Bankruptcy Trustees are Filing Lawsuits to ‘Claw Back’ College Tuition Payments

by San Antonio Attorney

Bankruptcy trustees are filing lawsuits against universities and even college students to recover tuition payments as part of an assertive and flourishing legal strategy.

Parents who declare bankruptcy after spending money on the soaring price of college tuition could be scrutinized by bankruptcy trustees who claim that the money they obtained should have been allocated to pay their increasing debts.

The University of Maryland, College Park has refused to return $61,595.33 in tuition payments that a couple had paid for their son beginning in 2010.  The lawyer of the school has stated in a court filing that if the trend continues, it will spoil the relationship between parents and children.

The legal cases show an unexpected effect that bankruptcy can cause for families.  Going through this would be hard both for the parents and their child be horrible, according to sociologist Deborah Thorne.
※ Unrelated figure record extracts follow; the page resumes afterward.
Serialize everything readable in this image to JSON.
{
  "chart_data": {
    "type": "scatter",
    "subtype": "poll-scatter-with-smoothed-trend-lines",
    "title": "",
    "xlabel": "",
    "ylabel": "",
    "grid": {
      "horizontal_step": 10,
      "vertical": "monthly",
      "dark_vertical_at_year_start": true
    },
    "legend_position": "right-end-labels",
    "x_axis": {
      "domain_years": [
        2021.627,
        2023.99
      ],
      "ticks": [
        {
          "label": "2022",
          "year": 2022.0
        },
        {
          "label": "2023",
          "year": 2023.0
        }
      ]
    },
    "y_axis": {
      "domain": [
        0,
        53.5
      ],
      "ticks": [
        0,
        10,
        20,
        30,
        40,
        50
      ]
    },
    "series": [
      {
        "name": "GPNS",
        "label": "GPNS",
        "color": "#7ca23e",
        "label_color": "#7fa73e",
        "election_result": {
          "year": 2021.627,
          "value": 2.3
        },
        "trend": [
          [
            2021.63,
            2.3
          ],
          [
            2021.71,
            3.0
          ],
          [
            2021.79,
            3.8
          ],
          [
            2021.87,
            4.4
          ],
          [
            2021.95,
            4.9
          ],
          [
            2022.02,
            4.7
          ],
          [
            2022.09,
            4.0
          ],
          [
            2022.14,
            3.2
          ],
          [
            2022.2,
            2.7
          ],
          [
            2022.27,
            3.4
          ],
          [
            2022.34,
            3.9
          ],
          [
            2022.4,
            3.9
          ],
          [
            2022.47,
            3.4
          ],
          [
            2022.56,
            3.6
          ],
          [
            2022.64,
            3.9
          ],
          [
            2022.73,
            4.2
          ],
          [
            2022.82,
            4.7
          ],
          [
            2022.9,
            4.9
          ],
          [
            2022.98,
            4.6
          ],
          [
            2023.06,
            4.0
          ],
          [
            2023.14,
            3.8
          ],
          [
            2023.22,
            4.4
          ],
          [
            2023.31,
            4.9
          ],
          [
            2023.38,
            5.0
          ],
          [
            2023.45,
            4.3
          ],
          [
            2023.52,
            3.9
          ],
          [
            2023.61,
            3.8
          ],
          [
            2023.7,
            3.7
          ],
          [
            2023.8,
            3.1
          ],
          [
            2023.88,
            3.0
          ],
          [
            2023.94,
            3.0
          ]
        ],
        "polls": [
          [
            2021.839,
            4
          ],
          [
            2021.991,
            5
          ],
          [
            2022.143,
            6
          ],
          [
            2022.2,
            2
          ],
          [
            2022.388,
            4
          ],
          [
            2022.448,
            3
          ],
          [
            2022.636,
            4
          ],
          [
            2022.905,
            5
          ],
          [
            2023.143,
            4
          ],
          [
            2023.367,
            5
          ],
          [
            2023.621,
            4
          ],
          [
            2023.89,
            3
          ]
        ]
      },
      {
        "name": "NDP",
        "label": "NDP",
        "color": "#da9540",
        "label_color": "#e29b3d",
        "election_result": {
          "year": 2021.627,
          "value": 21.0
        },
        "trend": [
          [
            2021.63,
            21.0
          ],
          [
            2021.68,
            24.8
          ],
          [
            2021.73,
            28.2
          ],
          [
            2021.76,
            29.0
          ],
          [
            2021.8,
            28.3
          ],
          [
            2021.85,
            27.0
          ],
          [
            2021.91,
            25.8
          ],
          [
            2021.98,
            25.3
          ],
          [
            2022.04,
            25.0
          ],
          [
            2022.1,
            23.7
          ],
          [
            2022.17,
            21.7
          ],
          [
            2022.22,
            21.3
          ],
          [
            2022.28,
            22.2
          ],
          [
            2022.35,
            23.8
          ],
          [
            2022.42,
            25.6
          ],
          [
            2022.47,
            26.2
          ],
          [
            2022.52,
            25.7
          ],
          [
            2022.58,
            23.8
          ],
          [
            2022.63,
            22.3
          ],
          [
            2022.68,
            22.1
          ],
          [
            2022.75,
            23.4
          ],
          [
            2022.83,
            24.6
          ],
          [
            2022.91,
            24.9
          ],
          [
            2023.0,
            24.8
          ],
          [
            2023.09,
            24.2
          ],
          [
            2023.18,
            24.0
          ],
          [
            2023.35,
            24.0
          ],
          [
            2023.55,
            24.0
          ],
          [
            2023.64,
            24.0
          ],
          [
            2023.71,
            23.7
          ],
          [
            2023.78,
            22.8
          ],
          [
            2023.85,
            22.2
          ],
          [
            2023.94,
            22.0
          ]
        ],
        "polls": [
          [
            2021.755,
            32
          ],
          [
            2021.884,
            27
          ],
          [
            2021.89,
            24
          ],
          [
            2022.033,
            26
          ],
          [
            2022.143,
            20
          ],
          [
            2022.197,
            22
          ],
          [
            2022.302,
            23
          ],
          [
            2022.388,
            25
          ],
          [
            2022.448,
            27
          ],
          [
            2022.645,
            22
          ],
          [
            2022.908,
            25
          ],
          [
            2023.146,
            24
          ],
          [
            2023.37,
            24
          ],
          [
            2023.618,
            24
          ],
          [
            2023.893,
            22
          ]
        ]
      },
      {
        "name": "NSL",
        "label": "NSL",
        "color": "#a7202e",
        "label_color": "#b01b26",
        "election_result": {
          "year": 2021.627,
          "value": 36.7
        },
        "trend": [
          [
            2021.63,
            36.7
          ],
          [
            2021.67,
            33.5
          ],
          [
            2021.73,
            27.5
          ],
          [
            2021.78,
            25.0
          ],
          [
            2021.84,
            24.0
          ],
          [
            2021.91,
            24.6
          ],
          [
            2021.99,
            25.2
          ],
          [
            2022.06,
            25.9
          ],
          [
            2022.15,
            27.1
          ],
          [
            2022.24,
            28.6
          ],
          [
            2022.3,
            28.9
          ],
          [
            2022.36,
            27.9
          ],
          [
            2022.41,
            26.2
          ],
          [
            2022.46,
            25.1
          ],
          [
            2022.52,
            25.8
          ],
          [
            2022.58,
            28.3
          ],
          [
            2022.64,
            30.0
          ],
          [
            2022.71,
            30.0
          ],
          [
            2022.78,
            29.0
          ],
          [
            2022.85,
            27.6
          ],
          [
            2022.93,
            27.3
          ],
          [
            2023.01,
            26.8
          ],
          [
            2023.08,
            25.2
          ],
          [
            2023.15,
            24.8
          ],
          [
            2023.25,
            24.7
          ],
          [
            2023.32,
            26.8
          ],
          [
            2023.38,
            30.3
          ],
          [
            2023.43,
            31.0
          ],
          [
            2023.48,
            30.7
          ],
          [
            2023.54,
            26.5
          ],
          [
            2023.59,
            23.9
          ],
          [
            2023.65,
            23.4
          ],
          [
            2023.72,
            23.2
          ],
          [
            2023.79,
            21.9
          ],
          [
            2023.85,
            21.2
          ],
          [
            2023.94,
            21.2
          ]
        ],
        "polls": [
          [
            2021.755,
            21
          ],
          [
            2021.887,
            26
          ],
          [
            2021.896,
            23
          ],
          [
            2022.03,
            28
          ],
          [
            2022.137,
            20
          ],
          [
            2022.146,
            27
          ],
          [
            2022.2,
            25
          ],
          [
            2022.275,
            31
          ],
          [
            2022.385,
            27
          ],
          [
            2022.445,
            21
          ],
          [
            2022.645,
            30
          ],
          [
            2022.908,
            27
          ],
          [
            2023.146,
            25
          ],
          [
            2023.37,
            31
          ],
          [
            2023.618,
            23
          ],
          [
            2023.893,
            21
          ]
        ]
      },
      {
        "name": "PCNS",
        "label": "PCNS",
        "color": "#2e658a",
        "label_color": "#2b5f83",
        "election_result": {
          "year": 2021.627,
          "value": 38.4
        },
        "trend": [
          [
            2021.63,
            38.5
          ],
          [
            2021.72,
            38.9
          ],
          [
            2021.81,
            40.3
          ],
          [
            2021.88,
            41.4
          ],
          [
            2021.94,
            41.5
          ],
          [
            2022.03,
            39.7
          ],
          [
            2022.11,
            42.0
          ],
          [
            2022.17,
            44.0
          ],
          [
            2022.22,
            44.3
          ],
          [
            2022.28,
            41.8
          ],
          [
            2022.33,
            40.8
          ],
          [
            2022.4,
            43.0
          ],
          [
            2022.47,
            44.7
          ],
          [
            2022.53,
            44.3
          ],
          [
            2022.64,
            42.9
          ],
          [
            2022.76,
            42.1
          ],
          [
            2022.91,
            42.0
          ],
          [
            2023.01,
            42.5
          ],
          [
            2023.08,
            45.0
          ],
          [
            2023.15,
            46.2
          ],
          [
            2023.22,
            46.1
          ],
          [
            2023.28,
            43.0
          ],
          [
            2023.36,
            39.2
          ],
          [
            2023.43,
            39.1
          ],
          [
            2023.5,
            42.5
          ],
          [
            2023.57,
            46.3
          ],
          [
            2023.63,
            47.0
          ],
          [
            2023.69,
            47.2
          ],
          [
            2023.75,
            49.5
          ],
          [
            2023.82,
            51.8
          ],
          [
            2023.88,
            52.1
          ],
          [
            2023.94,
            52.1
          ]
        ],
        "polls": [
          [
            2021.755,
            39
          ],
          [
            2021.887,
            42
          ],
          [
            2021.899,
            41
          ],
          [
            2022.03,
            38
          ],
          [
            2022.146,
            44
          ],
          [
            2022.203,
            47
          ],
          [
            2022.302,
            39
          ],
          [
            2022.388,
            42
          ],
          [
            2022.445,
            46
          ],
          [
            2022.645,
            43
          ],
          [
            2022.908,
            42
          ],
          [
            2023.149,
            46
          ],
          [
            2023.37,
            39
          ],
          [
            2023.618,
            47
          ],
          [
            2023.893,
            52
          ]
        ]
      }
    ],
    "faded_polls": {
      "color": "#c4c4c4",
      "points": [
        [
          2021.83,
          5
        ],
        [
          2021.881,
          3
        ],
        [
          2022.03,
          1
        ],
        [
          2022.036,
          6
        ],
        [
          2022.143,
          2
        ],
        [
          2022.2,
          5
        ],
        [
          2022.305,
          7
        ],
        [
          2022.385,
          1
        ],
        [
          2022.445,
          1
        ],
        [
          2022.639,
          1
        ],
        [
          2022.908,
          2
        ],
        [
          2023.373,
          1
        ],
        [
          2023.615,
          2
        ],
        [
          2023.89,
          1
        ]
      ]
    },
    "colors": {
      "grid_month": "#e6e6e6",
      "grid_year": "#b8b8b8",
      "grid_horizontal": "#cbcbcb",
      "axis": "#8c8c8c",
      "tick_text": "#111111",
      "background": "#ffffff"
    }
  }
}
Several bankruptcy attorneys said students are a reasonable target for lawsuit, though trustees do not often do that since it is very unlikely for them to afford a debt repayment.  A study shows that in 2008 there were a number of cases in which the children themselves were sued.

As an example, a Boston College graduate was sued in 2006 after his parents declared bankruptcy and later on agreed to pay $10,000. The school itself returned $3,230.

Even lawsuits that are unsuccessful can still be costly to families.  When a woman faced a lawsuit in 2013 for $12,305.70 tuition in a university, a bankruptcy judge did not allow the student to hire a free lawyer.  Fortunately, the attorney that she and her parents hired gave him a discount from his usual fee.

Since bankruptcy trustees may claw back tuition money from schools, some families said that they concerned whether their child would be asked to pay back the money, won’t be given a transcript or get expelled.